= Ada Gentile =

Italian pianist and composer (born 1947)

Ada Gentile (born 26 July 1947) is an Italian pianist and composer. She has taught at the Rome Conservatory and been artistic director of uovi Spazi Musicali, Rome, Goffredo Petrassi Chamber Orchestra, Rome and the opera house in Ascoli Piceno, and advisor to the Venice Biennale Festival. Her works have been performed internationally, and she was honoured by the Polish Ministry of Culture in 1988 ‘for cultural services’. She was also awarded the Cavaliere al merito of the Italian Republic.

==Life==
Ada Gentile was born in Avezzano and attended the Conservatorio di St. Cecilia in Rome, graduating in piano and composition. She then completed a graduate degree in composition at the Accademia di Santa Cecilia with Goffredo Petrassi. She was successful in international competitions, including Gaudeamus in 1982, ISCM, Budapest in 1986 and Essen in 1995.

She has lectured at Northwestern University, Juilliard School, Wayne State University, Columbia University, the University of Chicago and the University of California, Berkeley in the United States and also widely in Europe and Asia. She was Deputy Director of St. Cecilia Conservatory from 1999 to 2005, and has been instrumental in organizing a number of music festivals. She was advisor to the Venice Biennale Festival from 1993 to 1997, and was artistic director of Nuovi Spazi Musicali, Rome, Goffredo Petrassi Chamber Orchestra, Rome and the opera house in Ascoli Piceno. From 1978 she taught at the Rome Conservatory.

Her works have been performed internationally.

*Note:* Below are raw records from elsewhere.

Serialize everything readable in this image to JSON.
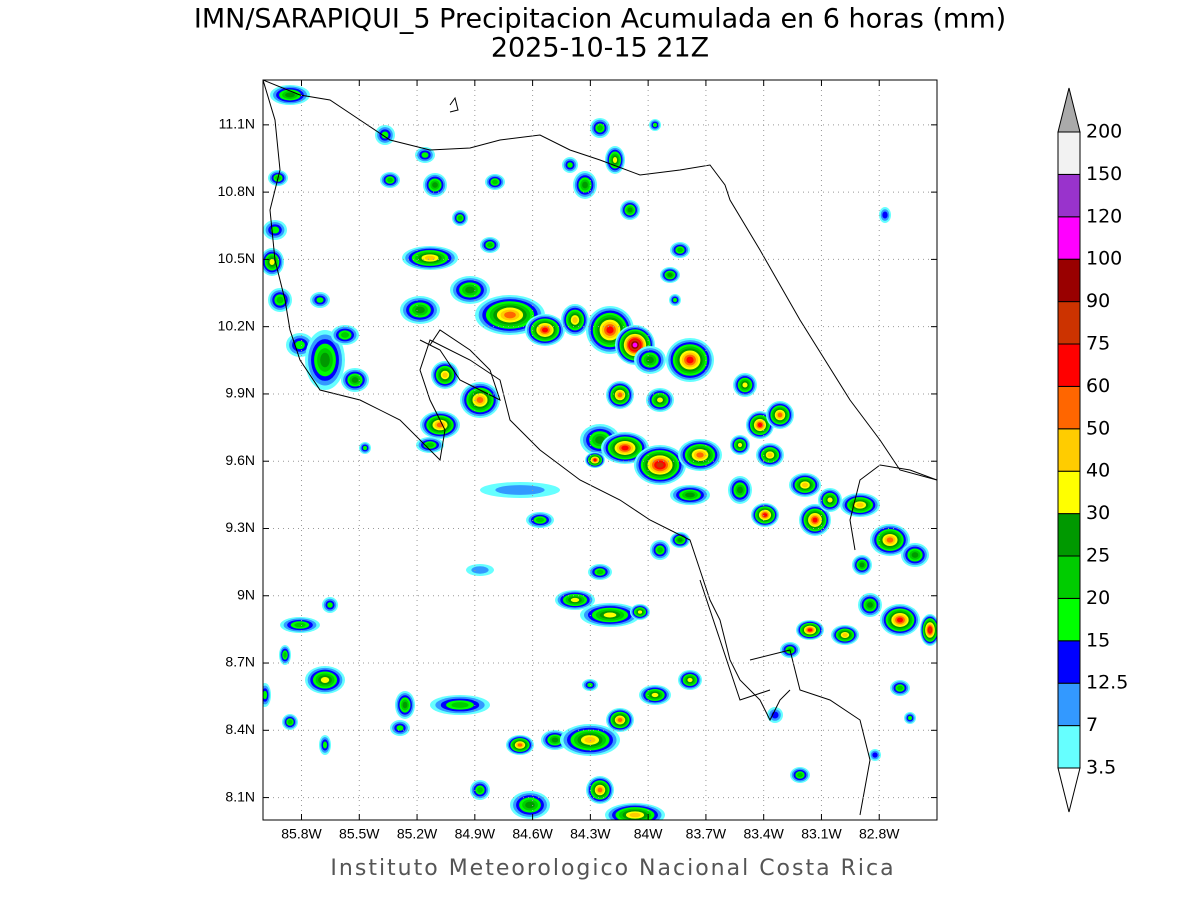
{
  "map": {
    "title": "IMN/SARAPIQUI_5 Precipitacion Acumulada en 6 horas (mm)",
    "subtitle": "2025-10-15 21Z",
    "lat_range": [
      8.0,
      11.3
    ],
    "lon_range": [
      -86.0,
      -82.5
    ],
    "lat_ticks": [
      {
        "value": 8.1,
        "label": "8.1N"
      },
      {
        "value": 8.4,
        "label": "8.4N"
      },
      {
        "value": 8.7,
        "label": "8.7N"
      },
      {
        "value": 9.0,
        "label": "9N"
      },
      {
        "value": 9.3,
        "label": "9.3N"
      },
      {
        "value": 9.6,
        "label": "9.6N"
      },
      {
        "value": 9.9,
        "label": "9.9N"
      },
      {
        "value": 10.2,
        "label": "10.2N"
      },
      {
        "value": 10.5,
        "label": "10.5N"
      },
      {
        "value": 10.8,
        "label": "10.8N"
      },
      {
        "value": 11.1,
        "label": "11.1N"
      }
    ],
    "lon_ticks": [
      {
        "value": -85.8,
        "label": "85.8W"
      },
      {
        "value": -85.5,
        "label": "85.5W"
      },
      {
        "value": -85.2,
        "label": "85.2W"
      },
      {
        "value": -84.9,
        "label": "84.9W"
      },
      {
        "value": -84.6,
        "label": "84.6W"
      },
      {
        "value": -84.3,
        "label": "84.3W"
      },
      {
        "value": -84.0,
        "label": "84W"
      },
      {
        "value": -83.7,
        "label": "83.7W"
      },
      {
        "value": -83.4,
        "label": "83.4W"
      },
      {
        "value": -83.1,
        "label": "83.1W"
      },
      {
        "value": -82.8,
        "label": "82.8W"
      }
    ],
    "colorbar": {
      "levels": [
        3.5,
        7,
        12.5,
        15,
        20,
        25,
        30,
        40,
        50,
        60,
        75,
        90,
        100,
        120,
        150,
        200
      ],
      "colors": [
        "#66ffff",
        "#3399ff",
        "#0000ff",
        "#00ff00",
        "#00cc00",
        "#009900",
        "#ffff00",
        "#ffcc00",
        "#ff6600",
        "#ff0000",
        "#cc3300",
        "#990000",
        "#ff00ff",
        "#9933cc",
        "#f2f2f2"
      ],
      "over_color": "#aaaaaa",
      "under_color": "#ffffff"
    },
    "credit": "Instituto Meteorologico Nacional Costa Rica"
  }
}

Gentile was honoured by the Polish Ministry of Culture in 1988 ‘for cultural services’.

==Honors and awards==
- Gaudeamus prize 1982
- ISCM Budapest prize 1986
- ISCM Essen prize 1995
- Cavaliere al merito of Italian Republic

==Works==
Selected works include:
- Adagios for string orchestra (1993–94)
- Adagio for a Summer for flute and strings (1998)
- Concertante for flute, guitar and orchestra (1989)
- Concerto for Clarinet and Orchestra (1995)
- Concert ("Veni Lumen Cordis") for female voice (or B♭ clarinet) and orchestra (1993)
- Criptografia (Cryptography) for viola and chamber orchestra (1985)
- Two Episodes for organ, orchestra and voice in echo (1988)
- Flighty for orchestra (1982)
- Around for flute, clarinet and viola (1984)
- Insight for 2 violins and viola (1984)
- Perviolasola for viola solo (1987)
- Music Scene (1996)
- Piccolo concerto for chamber orchestra (1995)
- Shading for guitar and chamber orchestra (1988)
- Veränderungen for symphony orchestra (1976)
- Why Not? for orchestra (1985)
- She Begged My Mother for orchestra and narrator (2000)

==Discography==
Gentile maintains an extended discography. Selected recording include:
- La voce contemporanea in Italia, Vol. 2 - Audio CD (Stradivarius, 2006) by Ennio Morricone, Bruno Maderna, Ada Gentile, Carlo Mosso, et al.
- Vittorio Fellegara: Requiem di Madrid, Die Irae, Notturno Ada Gentile: Criptografia, Shading - Audio CD by Ada Gentile, Vittorio Fellegara, Giulio Bertola, Lev Martkitz, et al.
- Paesaggi Della Mente - Audio CD by Ada Gentile and Manuel Zurria - flute
- Plot in Fiction - Audio CD (Aug. 27, 2002) by Enrico Correggia, Luca Francesconi, Giacinto Scelsi, Ada Gentile, et al.